Jeszcze w środę wydawało się, że mistrzowie Polski będą mieli nowego bramkarza, ale teraz ta wizja mocno się oddala. Można się spodziewać tego, że Dušan Kuciak jednak nie trafi do Rakowa Częstochowa. Wszystko przez to, że Słowak nie osiągnął porozumienia z Lechią Gdańsk, czyli swoim obecnym klubem – podaje Maciej Słomiński z portalu Interia.pl.
Dość niespodziewanie pojawiła się informacja na temat tego, że Dušan Kuciak wzmocni ekipę mistrza Polski na zasadzie transferu awaryjnego. Wszystko przez kontuzje Vladana Kovačevicia i Muhameda Šahinovicia. Dawid Szwarga może obecnie liczyć tylko na Kacpra Bieszczada, więc wzmocnienie obsady bramki przed najważniejszymi meczami sezonu wydawało się być sensownym ruchem.
Dušan Kuciak nie dla Rakowa? Problemy mistrza Polski
38-letni bramkarz wziął już nawet udział w treningu z resztą piłkarzy Rakowa Częstochowa, ale wydaje się, że do tego dość zaskakującego transferu może wcale nie dojść. Takie informacje przekazał Maciej Słomiński z portalu Interia.pl.

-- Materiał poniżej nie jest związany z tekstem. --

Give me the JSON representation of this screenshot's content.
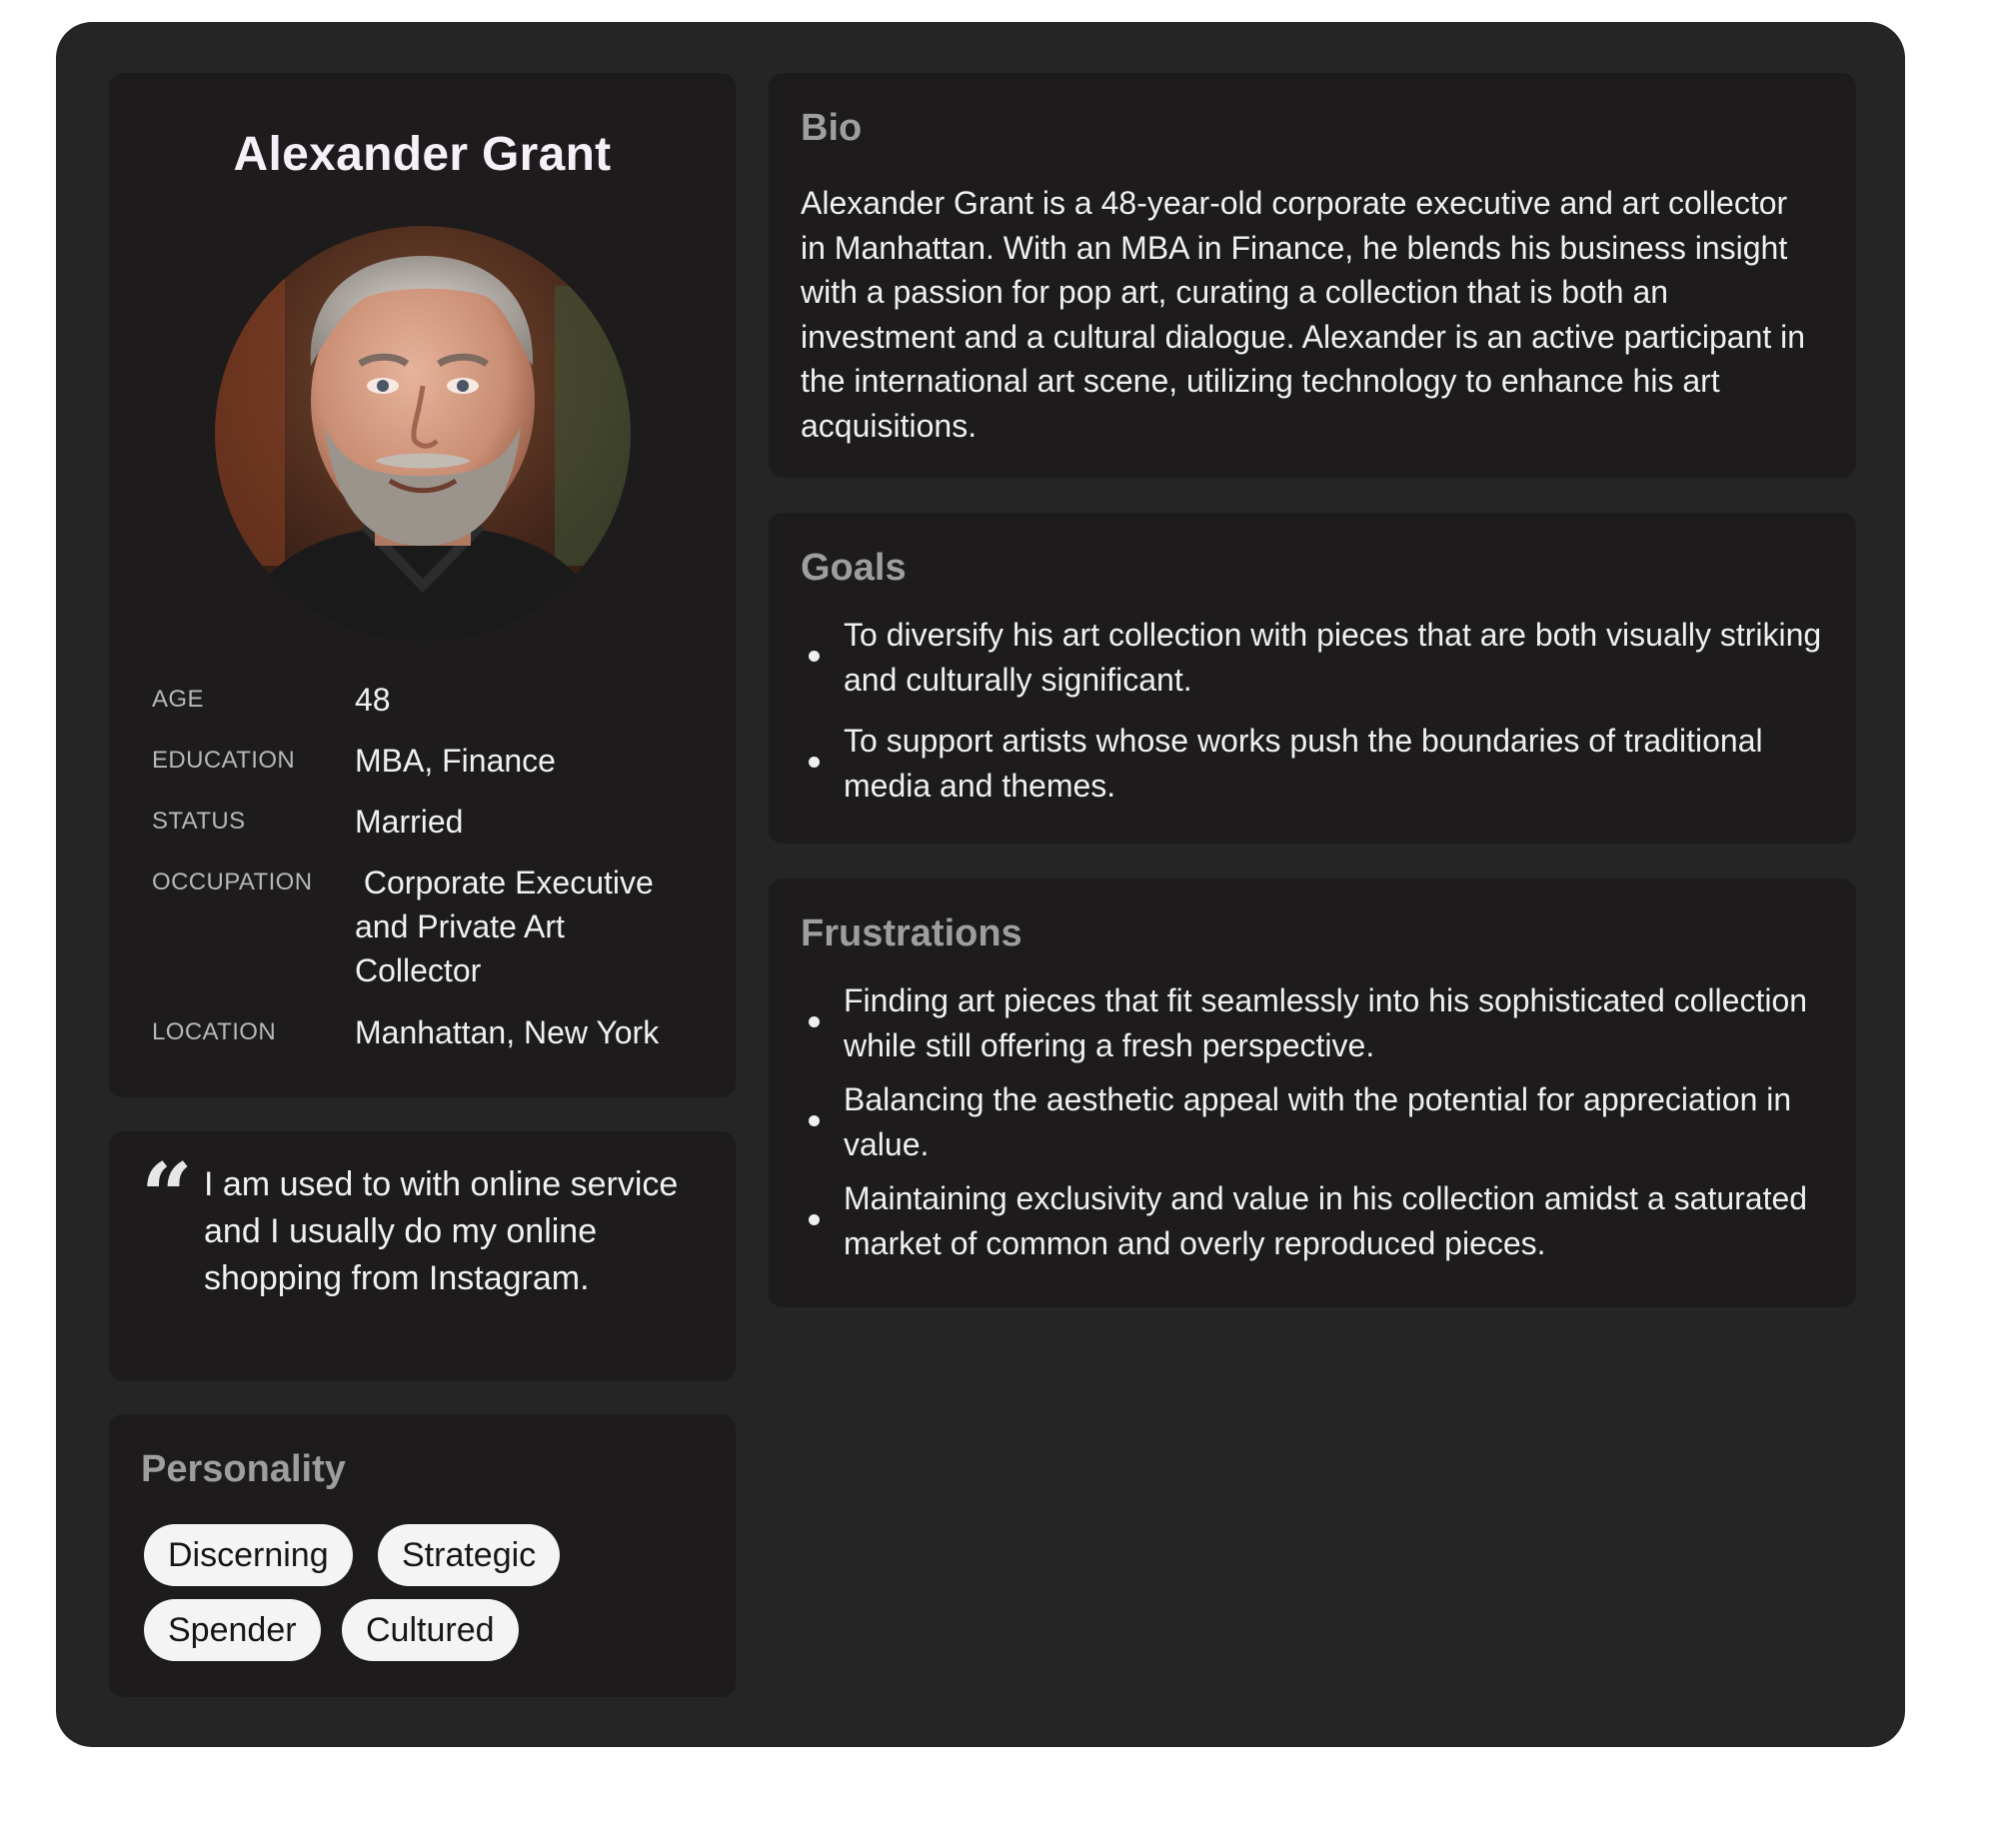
{
  "persona": {
    "name": "Alexander Grant",
    "facts": [
      {
        "label": "AGE",
        "value": "48"
      },
      {
        "label": "EDUCATION",
        "value": "MBA, Finance"
      },
      {
        "label": "STATUS",
        "value": "Married"
      },
      {
        "label": "OCCUPATION",
        "value": " Corporate Executive and Private Art Collector"
      },
      {
        "label": "LOCATION",
        "value": "Manhattan, New York"
      }
    ],
    "quote": "I am used to with online service and I usually do my online shopping from Instagram.",
    "quote_icon": "quote-icon",
    "personality": {
      "title": "Personality",
      "tags": [
        "Discerning",
        "Strategic",
        "Spender",
        "Cultured"
      ]
    }
  },
  "bio": {
    "title": "Bio",
    "text": "Alexander Grant is a 48-year-old corporate executive and art collector in Manhattan. With an MBA in Finance, he blends his business insight with a passion for pop art, curating a collection that is both an investment and a cultural dialogue. Alexander is an active participant in the international art scene, utilizing technology to enhance his art acquisitions."
  },
  "goals": {
    "title": "Goals",
    "items": [
      "To diversify his art collection with pieces that are both visually striking and culturally significant.",
      "To support artists whose works push the boundaries of traditional media and themes."
    ]
  },
  "frustrations": {
    "title": "Frustrations",
    "items": [
      "Finding art pieces that fit seamlessly into his sophisticated collection while still offering a fresh perspective.",
      "Balancing the aesthetic appeal with the potential for appreciation in value.",
      "Maintaining exclusivity and value in his collection amidst a saturated market of common and overly reproduced pieces."
    ]
  },
  "colors": {
    "card_bg": "#252526",
    "panel_bg": "#1d1b1c",
    "heading_gray": "#9e9e9e",
    "tag_bg": "#f4f4f4",
    "tag_text": "#161616"
  }
}
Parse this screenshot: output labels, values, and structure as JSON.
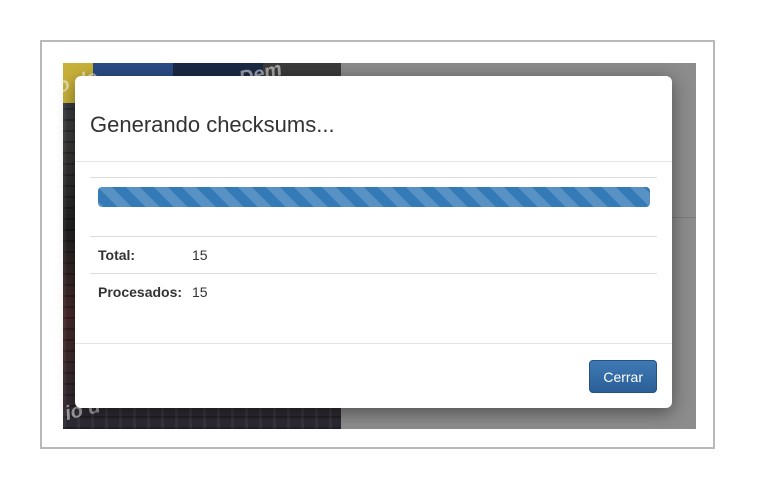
{
  "modal": {
    "title": "Generando checksums...",
    "progress_percent": 100,
    "stats": [
      {
        "label": "Total:",
        "value": "15"
      },
      {
        "label": "Procesados:",
        "value": "15"
      }
    ],
    "close_label": "Cerrar"
  },
  "background": {
    "watermark_fragments": [
      "o de",
      "Dem",
      "io d"
    ]
  },
  "colors": {
    "progress_bar": "#337ab7",
    "primary_button": "#2b5f97",
    "backdrop": "#8c8c8c"
  }
}
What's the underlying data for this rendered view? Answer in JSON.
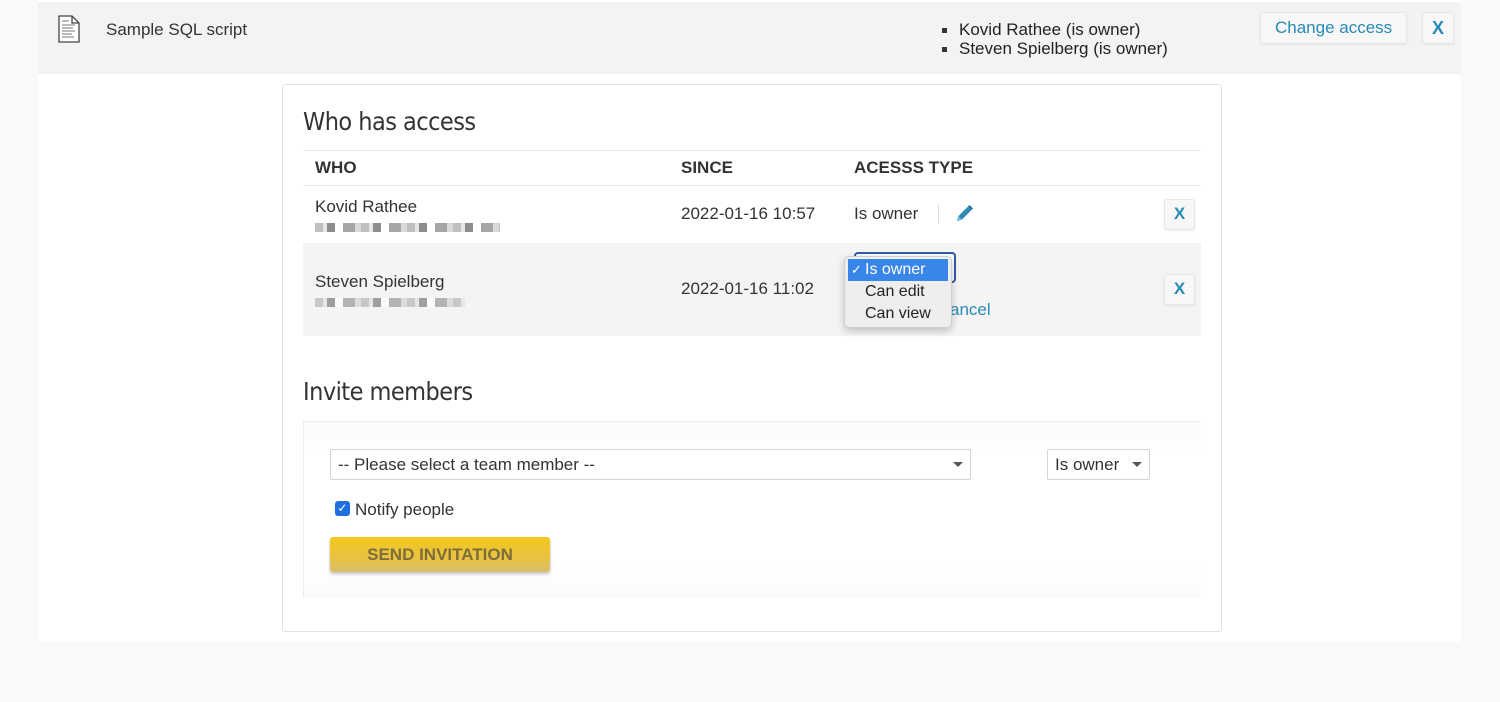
{
  "file": {
    "icon": "document-icon",
    "name": "Sample SQL script",
    "owners": [
      "Kovid Rathee (is owner)",
      "Steven Spielberg (is owner)"
    ],
    "change_access_label": "Change access",
    "close_label": "X"
  },
  "who_has_access": {
    "title": "Who has access",
    "columns": [
      "WHO",
      "SINCE",
      "ACESSS TYPE"
    ],
    "rows": [
      {
        "name": "Kovid Rathee",
        "email": "[redacted]",
        "since": "2022-01-16 10:57",
        "access_type": "Is owner",
        "edit_icon": "pencil-icon",
        "remove_label": "X"
      },
      {
        "name": "Steven Spielberg",
        "email": "[redacted]",
        "since": "2022-01-16 11:02",
        "access_type": "Is owner",
        "cancel_label": "Cancel",
        "cancel_visible": "ancel",
        "remove_label": "X",
        "dropdown_open": true,
        "dropdown_options": [
          {
            "label": "Is owner",
            "selected": true
          },
          {
            "label": "Can edit",
            "selected": false
          },
          {
            "label": "Can view",
            "selected": false
          }
        ]
      }
    ]
  },
  "invite": {
    "title": "Invite members",
    "member_select_value": "-- Please select a team member --",
    "role_select_value": "Is owner",
    "notify_label": "Notify people",
    "notify_checked": true,
    "send_label": "SEND INVITATION"
  },
  "colors": {
    "accent": "#2a8ab5",
    "send_button": "#f4c81a",
    "dropdown_selected": "#3a86e8"
  }
}
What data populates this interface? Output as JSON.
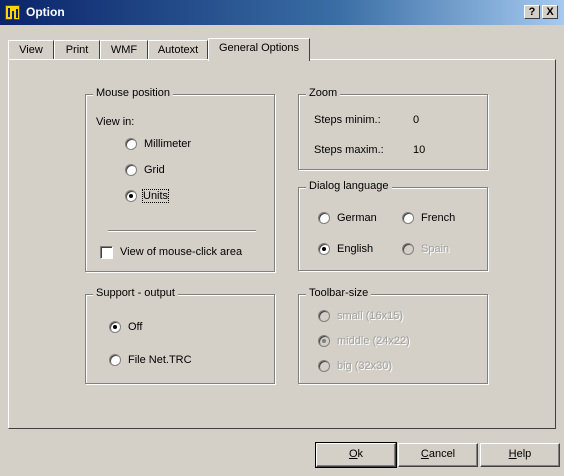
{
  "window": {
    "title": "Option",
    "help_btn": "?",
    "close_btn": "X"
  },
  "tabs": [
    {
      "label": "View"
    },
    {
      "label": "Print"
    },
    {
      "label": "WMF"
    },
    {
      "label": "Autotext"
    },
    {
      "label": "General Options",
      "active": true
    }
  ],
  "mouse_position": {
    "title": "Mouse position",
    "view_in_label": "View in:",
    "options": [
      {
        "label": "Millimeter",
        "checked": false
      },
      {
        "label": "Grid",
        "checked": false
      },
      {
        "label": "Units",
        "checked": true
      }
    ],
    "checkbox_label": "View of mouse-click area",
    "checkbox_checked": false
  },
  "zoom": {
    "title": "Zoom",
    "steps_min_label": "Steps minim.:",
    "steps_min_value": "0",
    "steps_max_label": "Steps maxim.:",
    "steps_max_value": "10"
  },
  "dialog_language": {
    "title": "Dialog language",
    "options": [
      {
        "label": "German",
        "checked": false,
        "enabled": true
      },
      {
        "label": "French",
        "checked": false,
        "enabled": true
      },
      {
        "label": "English",
        "checked": true,
        "enabled": true
      },
      {
        "label": "Spain",
        "checked": false,
        "enabled": false
      }
    ]
  },
  "support_output": {
    "title": "Support - output",
    "options": [
      {
        "label": "Off",
        "checked": true
      },
      {
        "label": "File Net.TRC",
        "checked": false
      }
    ]
  },
  "toolbar_size": {
    "title": "Toolbar-size",
    "options": [
      {
        "label": "small (16x15)",
        "checked": false,
        "enabled": false
      },
      {
        "label": "middle (24x22)",
        "checked": true,
        "enabled": false
      },
      {
        "label": "big (32x30)",
        "checked": false,
        "enabled": false
      }
    ]
  },
  "buttons": {
    "ok": {
      "accel": "O",
      "rest": "k"
    },
    "cancel": {
      "accel": "C",
      "rest": "ancel"
    },
    "help": {
      "accel": "H",
      "rest": "elp"
    }
  }
}
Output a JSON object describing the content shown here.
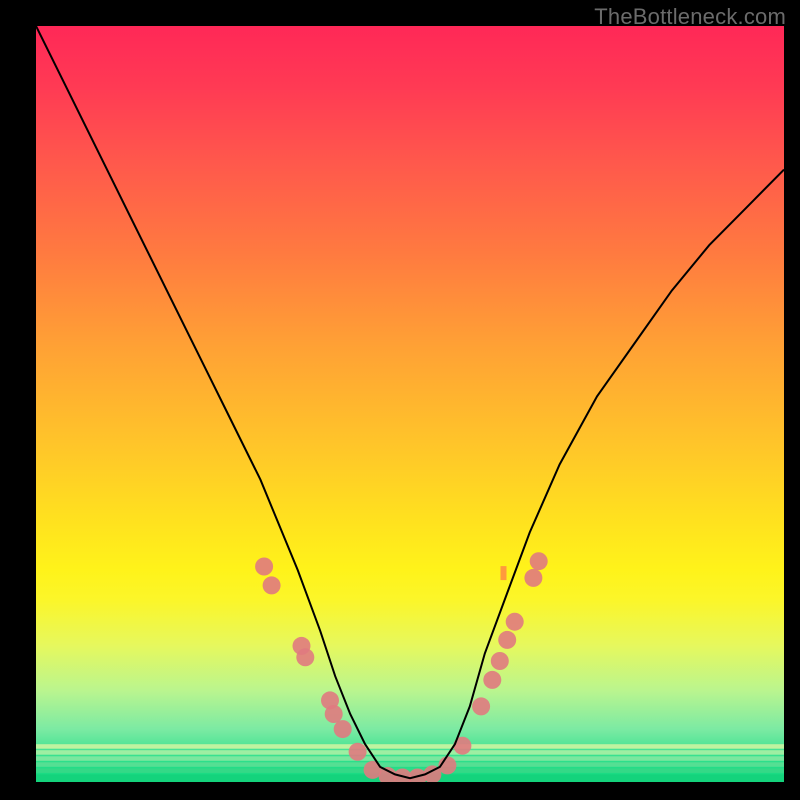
{
  "watermark": "TheBottleneck.com",
  "chart_data": {
    "type": "line",
    "title": "",
    "xlabel": "",
    "ylabel": "",
    "xlim": [
      0,
      1
    ],
    "ylim": [
      0,
      1
    ],
    "grid": false,
    "legend": false,
    "series": [
      {
        "name": "curve",
        "stroke": "#000000",
        "x": [
          0.0,
          0.05,
          0.1,
          0.15,
          0.2,
          0.25,
          0.3,
          0.35,
          0.38,
          0.4,
          0.42,
          0.44,
          0.46,
          0.48,
          0.5,
          0.52,
          0.54,
          0.56,
          0.58,
          0.6,
          0.63,
          0.66,
          0.7,
          0.75,
          0.8,
          0.85,
          0.9,
          0.95,
          1.0
        ],
        "y": [
          1.0,
          0.9,
          0.8,
          0.7,
          0.6,
          0.5,
          0.4,
          0.28,
          0.2,
          0.14,
          0.09,
          0.05,
          0.02,
          0.01,
          0.005,
          0.01,
          0.02,
          0.05,
          0.1,
          0.17,
          0.25,
          0.33,
          0.42,
          0.51,
          0.58,
          0.65,
          0.71,
          0.76,
          0.81
        ]
      }
    ],
    "markers": [
      {
        "name": "dots",
        "fill": "#e07a80",
        "radius": 9,
        "points": [
          {
            "x": 0.305,
            "y": 0.285
          },
          {
            "x": 0.315,
            "y": 0.26
          },
          {
            "x": 0.355,
            "y": 0.18
          },
          {
            "x": 0.36,
            "y": 0.165
          },
          {
            "x": 0.393,
            "y": 0.108
          },
          {
            "x": 0.398,
            "y": 0.09
          },
          {
            "x": 0.41,
            "y": 0.07
          },
          {
            "x": 0.43,
            "y": 0.04
          },
          {
            "x": 0.45,
            "y": 0.016
          },
          {
            "x": 0.47,
            "y": 0.008
          },
          {
            "x": 0.49,
            "y": 0.006
          },
          {
            "x": 0.51,
            "y": 0.006
          },
          {
            "x": 0.53,
            "y": 0.01
          },
          {
            "x": 0.55,
            "y": 0.022
          },
          {
            "x": 0.57,
            "y": 0.048
          },
          {
            "x": 0.595,
            "y": 0.1
          },
          {
            "x": 0.61,
            "y": 0.135
          },
          {
            "x": 0.62,
            "y": 0.16
          },
          {
            "x": 0.63,
            "y": 0.188
          },
          {
            "x": 0.64,
            "y": 0.212
          },
          {
            "x": 0.665,
            "y": 0.27
          },
          {
            "x": 0.672,
            "y": 0.292
          }
        ]
      }
    ],
    "annotations": [
      {
        "name": "orange-blip",
        "x": 0.625,
        "y": 0.275,
        "color": "#ff9a3d"
      }
    ]
  }
}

Wszystko rozbija się ponoć o to, że Dušan Kuciak nie osiągnął porozumienia z Lechią Gdańsk w sprawie zaległości finansowych. Słowak od sierpnia ma nie otrzymywać pensji, ale to wcale nie koniec tego konfliktu. 38-latek w zasadzie nie gra, trenuje indywidualnie i ponoć nawet przebiera się w innej szatni niż reszta zawodników.
Z tego powodu Maciej Słomiński uważa, że raczej Dušan Kuciak jednak nie trafi do Rakowa Częstochowa. Nie wyklucza całkowicie tego ruchu, ale zwraca uwagę na to, że te przenosiny stają się coraz mniej prawdopodobne.
Niezależnie od spraw personalnych Raków Częstochowa musi skupić się na końcówce tego sezonu, ponieważ wciąż jest o co walczyć. Na razie podopieczni Dawida Szwargi zajmują piątą pozycję i tracą do lidera 6 punktów. W następnej kolejce “Medaliki” zagrają z Górnikiem Zabrze. To spotkanie zaplanowano na 19 kwietnia o 20:30.